Silas.
Haber enterrado a mi padre fue tan doloroso, que no quería alejarme de la tumba. Silvana apoyó una mano en mi hombro, sus ojos hinchados demostraban lo mucho que lloró.
—Felicidades, hermano, ahora nadie te dirá qué hacer…
—¿Crees que yo quería esto? —Fruncí el ceño.
Cualquier palabra me estresaba y la tomaba para mal. La única que lograba calmarme era Naomi, con su dulce aroma lleno de tranquilidad. Ella estaba con su mejor amiga, cerca de nosotros.

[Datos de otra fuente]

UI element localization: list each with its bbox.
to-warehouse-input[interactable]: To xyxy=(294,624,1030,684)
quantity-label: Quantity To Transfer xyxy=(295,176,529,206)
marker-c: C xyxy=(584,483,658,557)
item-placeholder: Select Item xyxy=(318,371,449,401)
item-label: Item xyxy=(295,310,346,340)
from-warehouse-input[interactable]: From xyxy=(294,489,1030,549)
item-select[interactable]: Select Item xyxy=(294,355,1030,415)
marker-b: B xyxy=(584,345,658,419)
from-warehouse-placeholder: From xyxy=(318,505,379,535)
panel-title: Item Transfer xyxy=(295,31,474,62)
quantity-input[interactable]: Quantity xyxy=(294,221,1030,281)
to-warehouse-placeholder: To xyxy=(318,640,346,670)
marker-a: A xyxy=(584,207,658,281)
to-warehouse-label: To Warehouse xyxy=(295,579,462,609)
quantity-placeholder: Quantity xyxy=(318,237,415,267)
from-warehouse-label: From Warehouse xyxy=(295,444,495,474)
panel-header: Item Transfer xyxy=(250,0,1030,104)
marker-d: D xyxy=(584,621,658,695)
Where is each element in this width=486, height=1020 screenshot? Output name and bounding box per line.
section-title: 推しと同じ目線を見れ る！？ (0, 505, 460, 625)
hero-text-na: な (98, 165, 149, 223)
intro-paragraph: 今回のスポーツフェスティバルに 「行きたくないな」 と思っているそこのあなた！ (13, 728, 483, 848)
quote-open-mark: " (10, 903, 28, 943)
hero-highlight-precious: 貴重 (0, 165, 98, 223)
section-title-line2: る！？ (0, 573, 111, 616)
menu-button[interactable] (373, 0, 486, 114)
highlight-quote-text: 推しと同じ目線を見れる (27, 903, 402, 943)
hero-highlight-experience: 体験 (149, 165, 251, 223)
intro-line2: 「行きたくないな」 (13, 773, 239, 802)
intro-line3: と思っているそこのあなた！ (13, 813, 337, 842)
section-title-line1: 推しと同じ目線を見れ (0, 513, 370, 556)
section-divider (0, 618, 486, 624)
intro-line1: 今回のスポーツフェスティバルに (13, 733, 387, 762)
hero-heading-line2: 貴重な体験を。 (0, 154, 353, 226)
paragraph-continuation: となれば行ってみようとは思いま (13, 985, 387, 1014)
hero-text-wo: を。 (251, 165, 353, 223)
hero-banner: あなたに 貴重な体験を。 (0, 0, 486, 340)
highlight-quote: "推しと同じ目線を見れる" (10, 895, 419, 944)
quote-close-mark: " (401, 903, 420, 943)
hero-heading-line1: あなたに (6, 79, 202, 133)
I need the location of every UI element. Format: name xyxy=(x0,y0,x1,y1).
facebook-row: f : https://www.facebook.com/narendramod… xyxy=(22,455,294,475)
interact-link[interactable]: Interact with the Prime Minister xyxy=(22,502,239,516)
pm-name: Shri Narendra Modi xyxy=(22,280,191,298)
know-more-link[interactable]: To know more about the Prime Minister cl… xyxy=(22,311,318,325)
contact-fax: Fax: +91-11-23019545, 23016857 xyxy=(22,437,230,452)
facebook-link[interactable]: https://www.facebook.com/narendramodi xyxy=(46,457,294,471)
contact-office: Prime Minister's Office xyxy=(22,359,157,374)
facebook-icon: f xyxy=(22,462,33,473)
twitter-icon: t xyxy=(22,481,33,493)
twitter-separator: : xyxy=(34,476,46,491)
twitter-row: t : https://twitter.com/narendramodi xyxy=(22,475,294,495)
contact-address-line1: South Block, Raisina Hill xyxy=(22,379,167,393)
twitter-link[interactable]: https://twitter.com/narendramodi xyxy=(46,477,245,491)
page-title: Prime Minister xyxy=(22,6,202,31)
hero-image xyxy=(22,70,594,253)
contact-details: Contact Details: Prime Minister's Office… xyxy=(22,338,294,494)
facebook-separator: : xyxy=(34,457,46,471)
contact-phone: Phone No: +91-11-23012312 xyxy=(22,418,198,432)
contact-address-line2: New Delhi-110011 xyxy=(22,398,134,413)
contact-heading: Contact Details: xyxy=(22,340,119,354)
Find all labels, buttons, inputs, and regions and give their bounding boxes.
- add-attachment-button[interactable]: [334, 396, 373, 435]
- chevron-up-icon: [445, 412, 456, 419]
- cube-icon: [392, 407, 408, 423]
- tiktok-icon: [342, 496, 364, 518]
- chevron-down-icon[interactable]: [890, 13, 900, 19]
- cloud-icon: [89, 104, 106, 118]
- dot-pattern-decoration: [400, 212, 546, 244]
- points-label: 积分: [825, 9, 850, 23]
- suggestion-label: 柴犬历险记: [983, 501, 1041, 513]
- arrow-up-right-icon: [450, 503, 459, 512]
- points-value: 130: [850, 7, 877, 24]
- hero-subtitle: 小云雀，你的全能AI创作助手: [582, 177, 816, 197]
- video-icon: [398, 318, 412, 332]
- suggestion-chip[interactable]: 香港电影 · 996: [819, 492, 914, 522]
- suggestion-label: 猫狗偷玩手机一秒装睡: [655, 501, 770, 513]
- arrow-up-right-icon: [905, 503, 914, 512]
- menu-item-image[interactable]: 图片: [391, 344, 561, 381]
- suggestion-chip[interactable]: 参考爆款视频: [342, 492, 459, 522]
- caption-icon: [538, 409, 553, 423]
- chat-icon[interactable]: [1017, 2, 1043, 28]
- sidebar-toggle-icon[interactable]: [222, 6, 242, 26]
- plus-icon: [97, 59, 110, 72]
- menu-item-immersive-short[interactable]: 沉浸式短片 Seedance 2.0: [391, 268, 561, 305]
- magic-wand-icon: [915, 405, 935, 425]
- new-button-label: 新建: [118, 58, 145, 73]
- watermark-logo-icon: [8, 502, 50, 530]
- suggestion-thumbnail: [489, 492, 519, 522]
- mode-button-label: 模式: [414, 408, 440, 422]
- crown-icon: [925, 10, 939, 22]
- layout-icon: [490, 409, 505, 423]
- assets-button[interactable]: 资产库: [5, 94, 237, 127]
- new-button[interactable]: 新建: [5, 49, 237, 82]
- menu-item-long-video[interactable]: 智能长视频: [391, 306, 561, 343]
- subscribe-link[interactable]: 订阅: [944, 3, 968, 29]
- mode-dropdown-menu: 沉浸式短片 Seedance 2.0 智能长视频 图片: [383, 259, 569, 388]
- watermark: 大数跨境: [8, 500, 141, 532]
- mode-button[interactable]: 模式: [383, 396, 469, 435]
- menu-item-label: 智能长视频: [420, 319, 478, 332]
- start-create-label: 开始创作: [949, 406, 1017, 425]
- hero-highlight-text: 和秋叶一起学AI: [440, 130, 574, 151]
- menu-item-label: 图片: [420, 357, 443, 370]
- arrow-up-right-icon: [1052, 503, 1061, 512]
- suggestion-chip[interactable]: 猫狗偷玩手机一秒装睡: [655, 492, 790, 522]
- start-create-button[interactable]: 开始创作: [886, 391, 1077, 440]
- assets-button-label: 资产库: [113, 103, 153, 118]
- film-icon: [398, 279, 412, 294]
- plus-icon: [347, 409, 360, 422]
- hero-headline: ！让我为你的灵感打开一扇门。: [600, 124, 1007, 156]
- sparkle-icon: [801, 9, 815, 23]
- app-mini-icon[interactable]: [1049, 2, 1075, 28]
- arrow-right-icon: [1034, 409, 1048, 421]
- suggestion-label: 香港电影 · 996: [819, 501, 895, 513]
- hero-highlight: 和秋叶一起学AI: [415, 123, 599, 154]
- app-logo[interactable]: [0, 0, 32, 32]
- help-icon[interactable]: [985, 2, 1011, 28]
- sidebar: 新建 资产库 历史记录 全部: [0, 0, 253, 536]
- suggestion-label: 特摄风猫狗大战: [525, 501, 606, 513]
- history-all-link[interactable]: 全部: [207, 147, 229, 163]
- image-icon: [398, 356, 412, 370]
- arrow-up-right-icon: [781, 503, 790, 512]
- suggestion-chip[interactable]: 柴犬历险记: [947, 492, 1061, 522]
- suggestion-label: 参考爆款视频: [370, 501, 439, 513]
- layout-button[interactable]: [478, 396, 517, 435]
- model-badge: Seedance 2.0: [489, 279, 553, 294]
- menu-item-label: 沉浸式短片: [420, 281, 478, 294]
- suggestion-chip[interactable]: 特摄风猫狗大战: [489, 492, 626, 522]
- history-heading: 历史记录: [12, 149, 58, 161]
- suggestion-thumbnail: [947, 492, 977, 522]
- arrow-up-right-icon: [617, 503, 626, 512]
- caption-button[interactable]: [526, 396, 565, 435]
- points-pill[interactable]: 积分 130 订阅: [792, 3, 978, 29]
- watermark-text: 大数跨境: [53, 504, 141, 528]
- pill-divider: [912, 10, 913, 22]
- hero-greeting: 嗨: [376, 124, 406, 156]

—No te estoy echando la culpa —murmuró, con la voz apagada y las cejas hundidas.
Apreté los labios.
¿Quién diría que terminaría siendo la máxima autoridad por la muerte de papá?
Mi madre caminó a pasos lentos hasta llegar hacia nosotros, ella no me había dirigido la palabra desde lo que sucedió. Su herida pudo regenerarse con ayuda de un sanador, pero nadie le quitaba esa mirada asesina y llena de rencor hacia mí.
Llevaba un abanico como toda una señora en velorio.
—¿Puedo hablar contigo? —preguntó, entre dientes.